Keady, a former president of the National Association of Basketball Coaches, is always more than willing to pass along time-tested coaching advice and lessons learned from a career that began in 1959 at Beloit High School in Kansas. The following are five tips that the longtime Boilermakers coach believes will make your job easier.

1. 1-on-1 time with players.

Keep an open-door policy with your players, but be sure to have at least one 1-on-1 meeting per season. In this meeting, discuss academics, the player’s role on the team, the player’s progress and development, and plans for improvement.

2. Be honest, positive and have fun.

By nature, coaches have a tendency to be negative. Don’t over-dramatize things or over-coach. Nothing is ever as good or as bad as it seems. If you lose your temper with a player, wait until the next day to talk about it with that individual. It gives you time to cool off and think logically about the situation. Make your practices fun, and enthusiasm will break out amongst your players.

3. Be demanding.

Even though you’re trying to instill a fun atmosphere in practices, that doesn’t mean you can’t be demanding. Teams must have discipline if they’re going to win games. Discipline is a result of being demanding on your players.

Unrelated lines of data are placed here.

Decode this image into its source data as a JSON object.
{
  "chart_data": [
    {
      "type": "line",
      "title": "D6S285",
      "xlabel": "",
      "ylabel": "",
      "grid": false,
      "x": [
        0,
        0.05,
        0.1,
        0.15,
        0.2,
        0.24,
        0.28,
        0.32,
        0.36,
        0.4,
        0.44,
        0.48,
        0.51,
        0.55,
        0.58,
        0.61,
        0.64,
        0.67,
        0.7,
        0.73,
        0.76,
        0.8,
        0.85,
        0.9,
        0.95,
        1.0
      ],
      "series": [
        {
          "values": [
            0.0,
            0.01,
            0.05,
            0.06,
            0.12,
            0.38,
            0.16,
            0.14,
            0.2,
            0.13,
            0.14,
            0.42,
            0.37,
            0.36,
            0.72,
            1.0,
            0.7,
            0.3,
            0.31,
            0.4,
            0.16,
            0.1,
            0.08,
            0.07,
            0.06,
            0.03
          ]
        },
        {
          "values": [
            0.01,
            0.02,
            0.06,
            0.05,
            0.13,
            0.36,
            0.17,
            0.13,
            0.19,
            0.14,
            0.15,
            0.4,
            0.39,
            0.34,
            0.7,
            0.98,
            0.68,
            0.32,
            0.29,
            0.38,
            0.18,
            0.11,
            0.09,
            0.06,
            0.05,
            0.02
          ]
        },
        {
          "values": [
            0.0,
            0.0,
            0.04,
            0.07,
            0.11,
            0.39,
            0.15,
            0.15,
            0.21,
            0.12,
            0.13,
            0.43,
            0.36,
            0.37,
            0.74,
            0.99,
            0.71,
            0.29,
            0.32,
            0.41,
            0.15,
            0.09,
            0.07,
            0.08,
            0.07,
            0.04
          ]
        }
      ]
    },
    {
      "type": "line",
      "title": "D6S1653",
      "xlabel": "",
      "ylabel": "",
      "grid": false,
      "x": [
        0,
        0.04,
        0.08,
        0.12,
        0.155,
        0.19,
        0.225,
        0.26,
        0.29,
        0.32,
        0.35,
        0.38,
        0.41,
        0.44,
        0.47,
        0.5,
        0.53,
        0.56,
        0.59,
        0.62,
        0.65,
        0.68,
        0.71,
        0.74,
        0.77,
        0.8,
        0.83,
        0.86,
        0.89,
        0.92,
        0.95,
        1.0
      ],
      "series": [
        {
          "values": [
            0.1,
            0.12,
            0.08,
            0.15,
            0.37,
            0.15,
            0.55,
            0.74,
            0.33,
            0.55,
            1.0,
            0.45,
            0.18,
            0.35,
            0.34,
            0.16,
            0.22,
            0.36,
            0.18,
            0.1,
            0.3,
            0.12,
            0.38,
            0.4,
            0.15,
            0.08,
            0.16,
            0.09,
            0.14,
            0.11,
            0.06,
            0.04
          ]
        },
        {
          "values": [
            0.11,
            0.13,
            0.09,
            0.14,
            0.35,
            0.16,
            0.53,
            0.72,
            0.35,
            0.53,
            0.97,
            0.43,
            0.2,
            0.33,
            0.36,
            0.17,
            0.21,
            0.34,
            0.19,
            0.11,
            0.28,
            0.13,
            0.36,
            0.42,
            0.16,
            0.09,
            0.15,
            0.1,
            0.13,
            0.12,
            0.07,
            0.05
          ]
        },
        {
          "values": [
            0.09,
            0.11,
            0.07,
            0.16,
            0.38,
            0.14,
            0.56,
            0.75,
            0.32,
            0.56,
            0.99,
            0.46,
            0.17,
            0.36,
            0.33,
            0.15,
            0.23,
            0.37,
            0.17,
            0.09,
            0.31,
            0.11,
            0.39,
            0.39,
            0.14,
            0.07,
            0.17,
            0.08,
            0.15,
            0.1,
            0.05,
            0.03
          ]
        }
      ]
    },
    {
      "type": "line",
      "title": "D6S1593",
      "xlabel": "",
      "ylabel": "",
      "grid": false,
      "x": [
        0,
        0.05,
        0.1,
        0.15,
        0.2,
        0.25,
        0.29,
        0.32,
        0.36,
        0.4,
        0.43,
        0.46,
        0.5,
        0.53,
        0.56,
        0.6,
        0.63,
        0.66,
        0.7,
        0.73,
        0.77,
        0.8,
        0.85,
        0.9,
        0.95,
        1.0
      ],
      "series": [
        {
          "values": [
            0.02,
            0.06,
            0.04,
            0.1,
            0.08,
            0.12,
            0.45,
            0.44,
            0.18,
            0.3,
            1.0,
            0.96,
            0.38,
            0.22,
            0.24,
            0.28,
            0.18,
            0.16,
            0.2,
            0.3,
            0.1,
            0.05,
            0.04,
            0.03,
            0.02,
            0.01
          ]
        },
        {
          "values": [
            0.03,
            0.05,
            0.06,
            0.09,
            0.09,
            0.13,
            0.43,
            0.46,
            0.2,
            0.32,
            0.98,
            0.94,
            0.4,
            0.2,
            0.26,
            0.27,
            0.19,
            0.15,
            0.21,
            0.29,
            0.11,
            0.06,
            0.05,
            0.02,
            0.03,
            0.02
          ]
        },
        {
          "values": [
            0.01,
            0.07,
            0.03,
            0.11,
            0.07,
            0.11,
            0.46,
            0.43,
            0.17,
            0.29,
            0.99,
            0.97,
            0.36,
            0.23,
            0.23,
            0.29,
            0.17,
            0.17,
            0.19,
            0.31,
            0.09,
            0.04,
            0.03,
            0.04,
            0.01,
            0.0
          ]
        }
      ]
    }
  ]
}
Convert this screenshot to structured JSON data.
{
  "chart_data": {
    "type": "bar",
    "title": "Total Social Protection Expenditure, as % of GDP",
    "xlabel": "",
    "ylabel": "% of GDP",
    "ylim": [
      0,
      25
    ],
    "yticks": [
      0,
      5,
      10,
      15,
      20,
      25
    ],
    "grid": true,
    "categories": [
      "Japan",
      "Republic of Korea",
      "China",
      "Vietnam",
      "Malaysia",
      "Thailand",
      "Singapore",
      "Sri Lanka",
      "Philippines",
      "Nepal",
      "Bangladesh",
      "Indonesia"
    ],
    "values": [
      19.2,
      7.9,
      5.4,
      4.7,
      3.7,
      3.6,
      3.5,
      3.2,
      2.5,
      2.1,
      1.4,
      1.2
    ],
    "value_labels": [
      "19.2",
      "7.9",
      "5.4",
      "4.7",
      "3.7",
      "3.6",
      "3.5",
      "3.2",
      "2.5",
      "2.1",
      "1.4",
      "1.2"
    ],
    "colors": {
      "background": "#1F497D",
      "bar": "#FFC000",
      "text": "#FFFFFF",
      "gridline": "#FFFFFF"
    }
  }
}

4. Work closely with custodians.

Develop a close relationship with your gym and school custodian. These folks are the caretakers of your facility. They’re also among the few people that can give you unbiased feedback and tell you the real truth about your players’ behavior when you’re not around.

5. Practice defense every day.

Make defense a priority. Run drills every day that instill aggressive defensive play in your team. That includes charge drills, close-out drills and loose-ball drills. Keady said he would stop practice every 20 minutes to run a quick defensive drill. Build these “defensive breaks” into your practice schedule.